Nos estudos de Festini, os pesquisadores, seguindo um paradigma estabelecido, orientam seus participantes a esquecer por meio de instruções explícitas que incluem uma "sugestão de esquecimento". Essas pistas, diz ela, não são apenas uma invenção do laboratório. Na vida real, uma sugestão de esquecimento pode vir implicitamente ao coletar pedidos de drive-thru: se alguém mudar seu pedido, poderá dizer "Oh, não importa! Não quero mais isso". Ou, na aula, um instrutor pode dizer a seus alunos para desconsiderar uma declaração anterior, se ela for imprecisa ou não for mais relevante.

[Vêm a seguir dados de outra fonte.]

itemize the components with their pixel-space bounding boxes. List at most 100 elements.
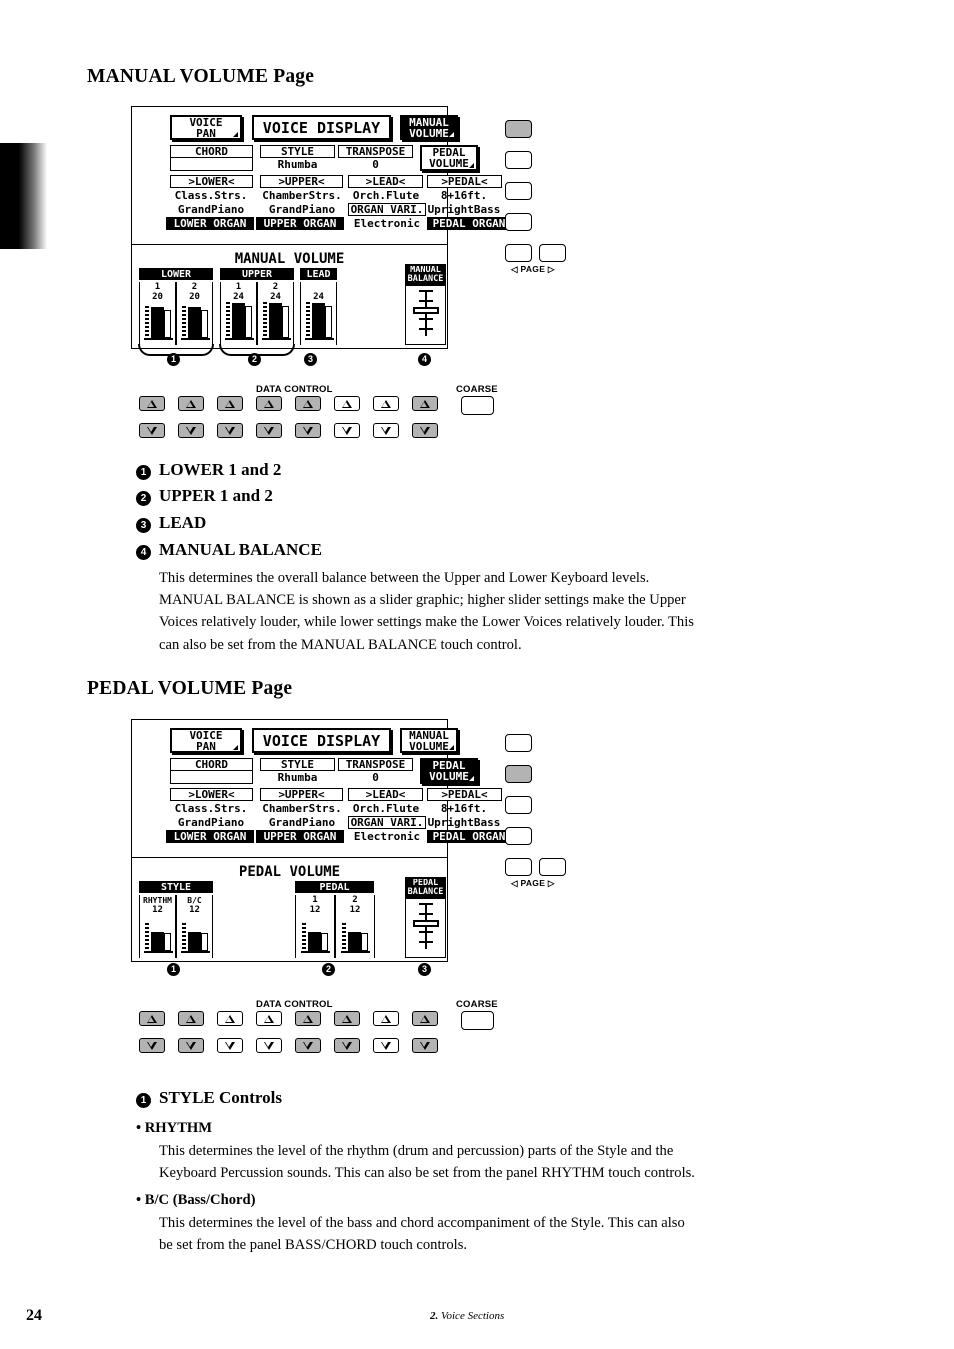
lcd-field-style-label: STYLE xyxy=(260,145,335,158)
triangle-up-icon xyxy=(380,399,392,408)
panel-button-2-manual[interactable] xyxy=(505,151,532,169)
lcd-field-style-label: STYLE xyxy=(260,758,335,771)
page-prev-button-manual[interactable] xyxy=(505,244,532,262)
data-down-2-8[interactable] xyxy=(412,1038,438,1053)
manual-balance-slider[interactable] xyxy=(405,286,446,345)
data-up-2-6[interactable] xyxy=(334,1011,360,1026)
triangle-up-icon xyxy=(419,1014,431,1023)
manual-balance-line2: BALANCE xyxy=(407,274,444,284)
data-up-1-1[interactable] xyxy=(139,396,165,411)
data-up-2-8[interactable] xyxy=(412,1011,438,1026)
data-up-2-7[interactable] xyxy=(373,1011,399,1026)
triangle-down-icon xyxy=(419,1041,431,1050)
data-up-2-5[interactable] xyxy=(295,1011,321,1026)
pedal-volume-line2: VOLUME xyxy=(429,157,469,170)
lcd-voice-upper-3: UPPER ORGAN xyxy=(256,217,344,230)
panel-button-4-pedal[interactable] xyxy=(505,827,532,845)
data-up-1-3[interactable] xyxy=(217,396,243,411)
triangle-up-icon xyxy=(146,399,158,408)
panel-button-3-manual[interactable] xyxy=(505,182,532,200)
triangle-down-icon xyxy=(185,1041,197,1050)
coarse-button-1[interactable] xyxy=(461,396,494,415)
data-down-1-7[interactable] xyxy=(373,423,399,438)
data-up-1-5[interactable] xyxy=(295,396,321,411)
lcd-title-voice-display: VOICE DISPLAY xyxy=(252,728,391,753)
lcd-voice-pedal-2: UprightBass xyxy=(427,203,501,216)
data-up-2-1[interactable] xyxy=(139,1011,165,1026)
data-down-2-1[interactable] xyxy=(139,1038,165,1053)
lcd-voice-lead-3: Electronic xyxy=(353,830,421,843)
lcd-voice-lower-2: GrandPiano xyxy=(177,816,245,829)
lcd-voice-header-lead: >LEAD< xyxy=(348,175,423,188)
data-down-2-7[interactable] xyxy=(373,1038,399,1053)
lcd-button-manual-volume[interactable]: MANUAL VOLUME xyxy=(400,115,458,140)
data-up-1-6[interactable] xyxy=(334,396,360,411)
coarse-button-2[interactable] xyxy=(461,1011,494,1030)
page-label-text: PAGE xyxy=(520,878,546,888)
lcd-button-voice-pan[interactable]: VOICE PAN xyxy=(170,115,242,140)
pedal-balance-slider[interactable] xyxy=(405,899,446,958)
panel-button-2-pedal[interactable] xyxy=(505,765,532,783)
lcd-voice-upper-2: GrandPiano xyxy=(268,816,336,829)
lcd-button-pedal-volume[interactable]: PEDAL VOLUME xyxy=(420,145,478,171)
page-next-button-pedal[interactable] xyxy=(539,858,566,876)
page-prev-button-pedal[interactable] xyxy=(505,858,532,876)
volume-graph-title: MANUAL VOLUME xyxy=(234,251,345,267)
volume-channel-value-lower-1: 20 xyxy=(152,292,163,302)
data-up-1-4[interactable] xyxy=(256,396,282,411)
data-down-1-2[interactable] xyxy=(178,423,204,438)
data-up-2-4[interactable] xyxy=(256,1011,282,1026)
voice-pan-line1: VOICE xyxy=(189,728,223,742)
page-arrow-left-icon: ◁ xyxy=(511,264,518,274)
data-down-1-5[interactable] xyxy=(295,423,321,438)
volume-channel-label-bc: B/C xyxy=(187,896,202,905)
bullet-dot-icon: • xyxy=(136,1192,145,1208)
lcd-button-manual-volume[interactable]: MANUAL VOLUME xyxy=(400,728,458,753)
lcd-voice-lead-1: Orch.Flute xyxy=(352,802,420,815)
page-label-manual: ◁ PAGE ▷ xyxy=(511,264,555,275)
lcd-voice-header-upper: >UPPER< xyxy=(260,788,343,801)
page-next-button-manual[interactable] xyxy=(539,244,566,262)
triangle-down-icon xyxy=(302,1041,314,1050)
footer-section: 2. Voice Sections xyxy=(430,1310,504,1322)
panel-button-1-pedal[interactable] xyxy=(505,734,532,752)
chapter-edge-tab xyxy=(0,143,47,249)
data-up-1-7[interactable] xyxy=(373,396,399,411)
data-down-2-6[interactable] xyxy=(334,1038,360,1053)
volume-channel-value-pedal-2: 12 xyxy=(349,905,361,915)
panel-button-1-manual[interactable] xyxy=(505,120,532,138)
data-down-2-4[interactable] xyxy=(256,1038,282,1053)
data-down-2-3[interactable] xyxy=(217,1038,243,1053)
data-down-2-2[interactable] xyxy=(178,1038,204,1053)
data-down-1-4[interactable] xyxy=(256,423,282,438)
triangle-up-icon xyxy=(341,399,353,408)
volume-channel-label-upper-2: 2 xyxy=(272,282,279,292)
triangle-up-icon xyxy=(224,399,236,408)
triangle-down-icon xyxy=(224,426,236,435)
data-up-2-3[interactable] xyxy=(217,1011,243,1026)
triangle-down-icon xyxy=(302,426,314,435)
lcd-button-voice-pan[interactable]: VOICE PAN xyxy=(170,728,242,753)
data-down-1-3[interactable] xyxy=(217,423,243,438)
data-down-1-6[interactable] xyxy=(334,423,360,438)
triangle-down-icon xyxy=(263,1041,275,1050)
triangle-down-icon xyxy=(224,1041,236,1050)
data-up-1-2[interactable] xyxy=(178,396,204,411)
lcd-screen-pedal-volume: VOICE PAN VOICE DISPLAY MANUAL VOLUME CH… xyxy=(131,719,511,858)
data-up-1-8[interactable] xyxy=(412,396,438,411)
callout-2: 2 xyxy=(248,353,261,366)
list-bullet-4: 4 xyxy=(136,545,151,560)
lcd-button-pedal-volume[interactable]: PEDAL VOLUME xyxy=(420,758,478,784)
volume-channel-label-pedal-2: 2 xyxy=(352,895,358,905)
triangle-down-icon xyxy=(341,1041,353,1050)
list-bullet-3: 3 xyxy=(136,518,151,533)
panel-button-4-manual[interactable] xyxy=(505,213,532,231)
data-down-1-1[interactable] xyxy=(139,423,165,438)
data-up-2-2[interactable] xyxy=(178,1011,204,1026)
data-down-2-5[interactable] xyxy=(295,1038,321,1053)
lcd-field-style-value: Rhumba xyxy=(277,771,318,784)
panel-button-3-pedal[interactable] xyxy=(505,796,532,814)
lcd-voice-header-lead: >LEAD< xyxy=(348,788,423,801)
data-down-1-8[interactable] xyxy=(412,423,438,438)
volume-channel-value-pedal-1: 12 xyxy=(309,905,321,915)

As evidências do laboratório de Festini sugerem não apenas que essas dicas de esquecimento funcionam, mas também promovem a remoção de informações da memória de trabalho direcionada a um objetivo em um processo que é "diferente - e mais benéfico do que - simplesmente reduzir o processamento de informações", diz ela. “Também temos evidências de que outras tarefas que exigem atenção podem interromper a eficiência do esquecimento direcionado na memória de trabalho”. Isso torna o processo de esquecimento trabalhoso e distinto de apenas interromper o processamento da informação, ecoando parte do trabalho de Banich.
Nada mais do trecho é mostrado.